In section 2, Jonathan Boston (Chapter 5) and Friedrich Soltau (Chapter 6) propose helpful operating principles to guide a more effective functionality of IFGs as exemplified by what Boston calls “commitment devices” that can help with enforcement. Soltau also examines the “time” variable to make clear what needs to be done now, and how benefits can flow to future generations.

In the last section, the contributors draw on empirical experiences ranging from the Australian ombudsman to other European approaches to IFGs. Phillipa McCormack and Cleo Hansen-Lohrey (Chapter 7) draw lessons from the ombudsman tradition and argue that IFGs should be equipped with a flexible mandate centered on principles and values rather than specific outcomes. They also raise the importance of processual issues such as education and outreach. In Chapter 8, while Alan Netherwood and Andrew Flynn praise the establishment of the Wales Well-being of Future Generations Act under the auspices of the Commissioner of Future Generations, they admit a lot of work needs to be done to account for the distinctive interests of the future generations. Jan Linehan (in Chapter 9) focuses on the reform of legislatures in a number of countries (mostly in Europe) and argues that proposals for independent parliamentary bodies and deliberative assemblies are crucial to providing a voice for future generations. Finally, Elizabeth Dirth (in Chapter 10) explores various concepts that can ensure more fluid and effective decision-making for future generations by offering a systematic account of different kinds of existing European IFGs.

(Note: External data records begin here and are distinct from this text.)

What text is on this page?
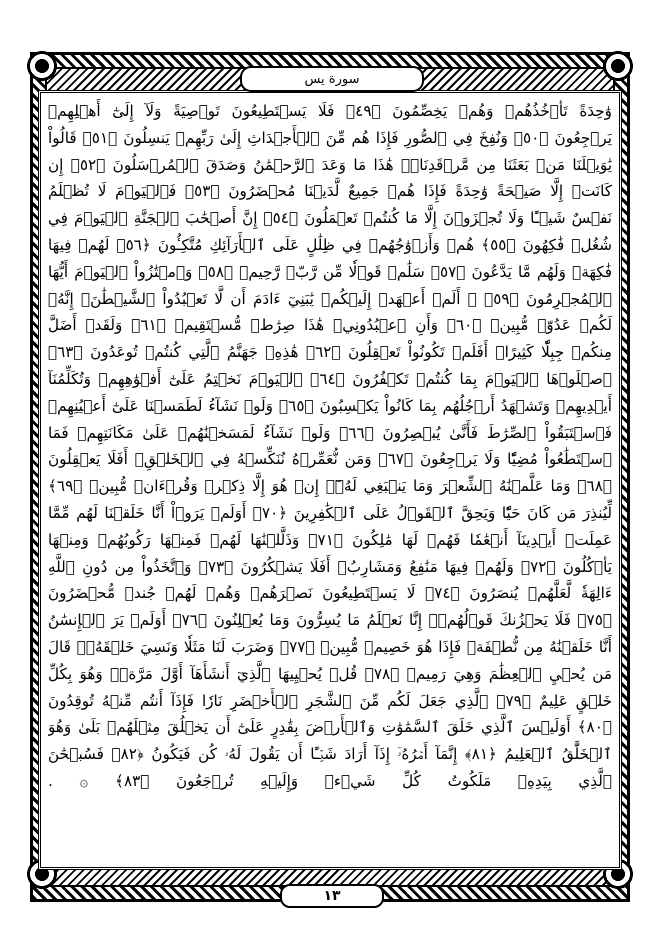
سورة يس
وَٰحِدَةً تَأۡخُذُهُمۡ وَهُمۡ يَخِصِّمُونَ ﴿٤٩﴾ فَلَا يَسۡتَطِيعُونَ تَوۡصِيَةً وَلَآ إِلَىٰٓ أَهۡلِهِمۡ يَرۡجِعُونَ ﴿٥٠﴾ وَنُفِخَ فِي ٱلصُّورِ فَإِذَا هُم مِّنَ ٱلۡأَجۡدَاثِ إِلَىٰ رَبِّهِمۡ يَنسِلُونَ ﴿٥١﴾ قَالُواْ يَٰوَيۡلَنَا مَنۢ بَعَثَنَا مِن مَّرۡقَدِنَاۜۗ هَٰذَا مَا وَعَدَ ٱلرَّحۡمَٰنُ وَصَدَقَ ٱلۡمُرۡسَلُونَ ﴿٥٢﴾ إِن كَانَتۡ إِلَّا صَيۡحَةً وَٰحِدَةً فَإِذَا هُمۡ جَمِيعٌ لَّدَيۡنَا مُحۡضَرُونَ ﴿٥٣﴾ فَٱلۡيَوۡمَ لَا تُظۡلَمُ نَفۡسٌ شَيۡـًٔا وَلَا تُجۡزَوۡنَ إِلَّا مَا كُنتُمۡ تَعۡمَلُونَ ﴿٥٤﴾ إِنَّ أَصۡحَٰبَ ٱلۡجَنَّةِ ٱلۡيَوۡمَ فِي شُغُلٖ فَٰكِهُونَ ﴿٥٥﴾ هُمۡ وَأَزۡوَٰجُهُمۡ فِي ظِلَٰلٍ عَلَى ٱلۡأَرَآئِكِ مُتَّكِـُٔونَ ﴿٥٦﴾ لَهُمۡ فِيهَا فَٰكِهَةٞ وَلَهُم مَّا يَدَّعُونَ ﴿٥٧﴾ سَلَٰمٞ قَوۡلٗا مِّن رَّبّٖ رَّحِيمٖ ﴿٥٨﴾ وَٱمۡتَٰزُواْ ٱلۡيَوۡمَ أَيُّهَا ٱلۡمُجۡرِمُونَ ﴿٥٩﴾ ۞ أَلَمۡ أَعۡهَدۡ إِلَيۡكُمۡ يَٰبَنِيٓ ءَادَمَ أَن لَّا تَعۡبُدُواْ ٱلشَّيۡطَٰنَۖ إِنَّهُۥ لَكُمۡ عَدُوّٞ مُّبِينٞ ﴿٦٠﴾ وَأَنِ ٱعۡبُدُونِيۚ هَٰذَا صِرَٰطٞ مُّسۡتَقِيمٞ ﴿٦١﴾ وَلَقَدۡ أَضَلَّ مِنكُمۡ جِبِلّٗا كَثِيرًاۖ أَفَلَمۡ تَكُونُواْ تَعۡقِلُونَ ﴿٦٢﴾ هَٰذِهِۦ جَهَنَّمُ ٱلَّتِي كُنتُمۡ تُوعَدُونَ ﴿٦٣﴾ ٱصۡلَوۡهَا ٱلۡيَوۡمَ بِمَا كُنتُمۡ تَكۡفُرُونَ ﴿٦٤﴾ ٱلۡيَوۡمَ نَخۡتِمُ عَلَىٰٓ أَفۡوَٰهِهِمۡ وَتُكَلِّمُنَآ أَيۡدِيهِمۡ وَتَشۡهَدُ أَرۡجُلُهُم بِمَا كَانُواْ يَكۡسِبُونَ ﴿٦٥﴾ وَلَوۡ نَشَآءُ لَطَمَسۡنَا عَلَىٰٓ أَعۡيُنِهِمۡ فَٱسۡتَبَقُواْ ٱلصِّرَٰطَ فَأَنَّىٰ يُبۡصِرُونَ ﴿٦٦﴾ وَلَوۡ نَشَآءُ لَمَسَخۡنَٰهُمۡ عَلَىٰ مَكَانَتِهِمۡ فَمَا ٱسۡتَطَٰعُواْ مُضِيّٗا وَلَا يَرۡجِعُونَ ﴿٦٧﴾ وَمَن نُّعَمِّرۡهُ نُنَكِّسۡهُ فِي ٱلۡخَلۡقِۚ أَفَلَا يَعۡقِلُونَ ﴿٦٨﴾ وَمَا عَلَّمۡنَٰهُ ٱلشِّعۡرَ وَمَا يَنۢبَغِي لَهُۥٓۚ إِنۡ هُوَ إِلَّا ذِكۡرٞ وَقُرۡءَانٞ مُّبِينٞ ﴿٦٩﴾ لِّيُنذِرَ مَن كَانَ حَيّٗا وَيَحِقَّ ٱلۡقَوۡلُ عَلَى ٱلۡكَٰفِرِينَ ﴿٧٠﴾ أَوَلَمۡ يَرَوۡاْ أَنَّا خَلَقۡنَا لَهُم مِّمَّا عَمِلَتۡ أَيۡدِينَآ أَنۡعَٰمٗا فَهُمۡ لَهَا مَٰلِكُونَ ﴿٧١﴾ وَذَلَّلۡنَٰهَا لَهُمۡ فَمِنۡهَا رَكُوبُهُمۡ وَمِنۡهَا يَأۡكُلُونَ ﴿٧٢﴾ وَلَهُمۡ فِيهَا مَنَٰفِعُ وَمَشَارِبُۚ أَفَلَا يَشۡكُرُونَ ﴿٧٣﴾ وَٱتَّخَذُواْ مِن دُونِ ٱللَّهِ ءَالِهَةٗ لَّعَلَّهُمۡ يُنصَرُونَ ﴿٧٤﴾ لَا يَسۡتَطِيعُونَ نَصۡرَهُمۡ وَهُمۡ لَهُمۡ جُندٞ مُّحۡضَرُونَ ﴿٧٥﴾ فَلَا يَحۡزُنكَ قَوۡلُهُمۡۘ إِنَّا نَعۡلَمُ مَا يُسِرُّونَ وَمَا يُعۡلِنُونَ ﴿٧٦﴾ أَوَلَمۡ يَرَ ٱلۡإِنسَٰنُ أَنَّا خَلَقۡنَٰهُ مِن نُّطۡفَةٖ فَإِذَا هُوَ خَصِيمٞ مُّبِينٞ ﴿٧٧﴾ وَضَرَبَ لَنَا مَثَلٗا وَنَسِيَ خَلۡقَهُۥۖ قَالَ مَن يُحۡيِ ٱلۡعِظَٰمَ وَهِيَ رَمِيمٞ ﴿٧٨﴾ قُلۡ يُحۡيِيهَا ٱلَّذِيٓ أَنشَأَهَآ أَوَّلَ مَرَّةٖۖ وَهُوَ بِكُلِّ خَلۡقٍ عَلِيمٌ ﴿٧٩﴾ ٱلَّذِي جَعَلَ لَكُم مِّنَ ٱلشَّجَرِ ٱلۡأَخۡضَرِ نَارٗا فَإِذَآ أَنتُم مِّنۡهُ تُوقِدُونَ ﴿٨٠﴾ أَوَلَيۡسَ ٱلَّذِي خَلَقَ ٱلسَّمَٰوَٰتِ وَٱلۡأَرۡضَ بِقَٰدِرٍ عَلَىٰٓ أَن يَخۡلُقَ مِثۡلَهُمۚ بَلَىٰ وَهُوَ ٱلۡخَلَّٰقُ ٱلۡعَلِيمُ ﴿٨١﴾ إِنَّمَآ أَمۡرُهُۥٓ إِذَآ أَرَادَ شَيۡـًٔا أَن يَقُولَ لَهُۥ كُن فَيَكُونُ ﴿٨٢﴾ فَسُبۡحَٰنَ ٱلَّذِي بِيَدِهِۦ مَلَكُوتُ كُلِّ شَيۡءٖ وَإِلَيۡهِ تُرۡجَعُونَ ﴿٨٣﴾ ۞ .
١٣
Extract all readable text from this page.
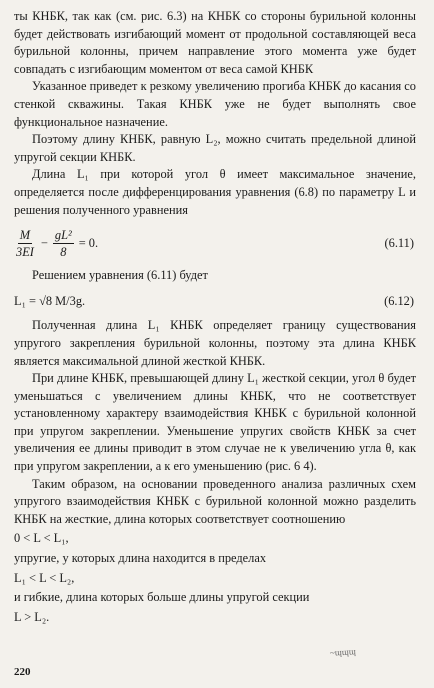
ты КНБК, так как (см. рис. 6.3) на КНБК со стороны бурильной колонны будет действовать изгибающий момент от продольной составляющей веса бурильной колонны, причем направление этого момента уже будет совпадать с изгибающим моментом от веса самой КНБК

Указанное приведет к резкому увеличению прогиба КНБК до касания со стенкой скважины. Такая КНБК уже не будет выполнять свое функциональное назначение.

Поэтому длину КНБК, равную L₂, можно считать предельной длиной упругой секции КНБК.

Длина L₁ при которой угол θ имеет максимальное значение, определяется после дифференцирования уравнения (6.8) по параметру L и решения полученного уравнения

$\frac{M}{3EI} - \frac{\text{gL²}}{8} = 0$.	(6.11)

Решением уравнения (6.11) будет

L₁ = √8 M/3g.	(6.12)

Полученная длина L₁ КНБК определяет границу существования упругого закрепления бурильной колонны, поэтому эта длина КНБК является максимальной длиной жесткой КНБК.

При длине КНБК, превышающей длину L₁ жесткой секции, угол θ будет уменьшаться с увеличением длины КНБК, что не соответствует установленному характеру взаимодействия КНБК с бурильной колонной при упругом закреплении. Уменьшение упругих свойств КНБК за счет увеличения ее длины приводит в этом случае не к увеличению угла θ, как при упругом закреплении, а к его уменьшению (рис. 6 4).

Таким образом, на основании проведенного анализа различных схем упругого взаимодействия КНБК с бурильной колонной можно разделить КНБК на жесткие, длина которых соответствует соотношению

0 < L < L₁,

упругие, у которых длина находится в пределах

L₁ < L < L₂,

и гибкие, длина которых больше длины упругой секции

L > L₂.

~ɰɰɰ
220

To date, at least to this reviewer’s knowledge, there has not been an adequate effort to consolidate the debates around the interests of future generations. This edited volume is particularly helpful because it provides a bit of everything: raising the question of why IFGs are needed and presenting what they might look like in practice. The book offers a structure for those interested in studying the interests of future generations in various substantive fields, most notably sustainability and environmental justice.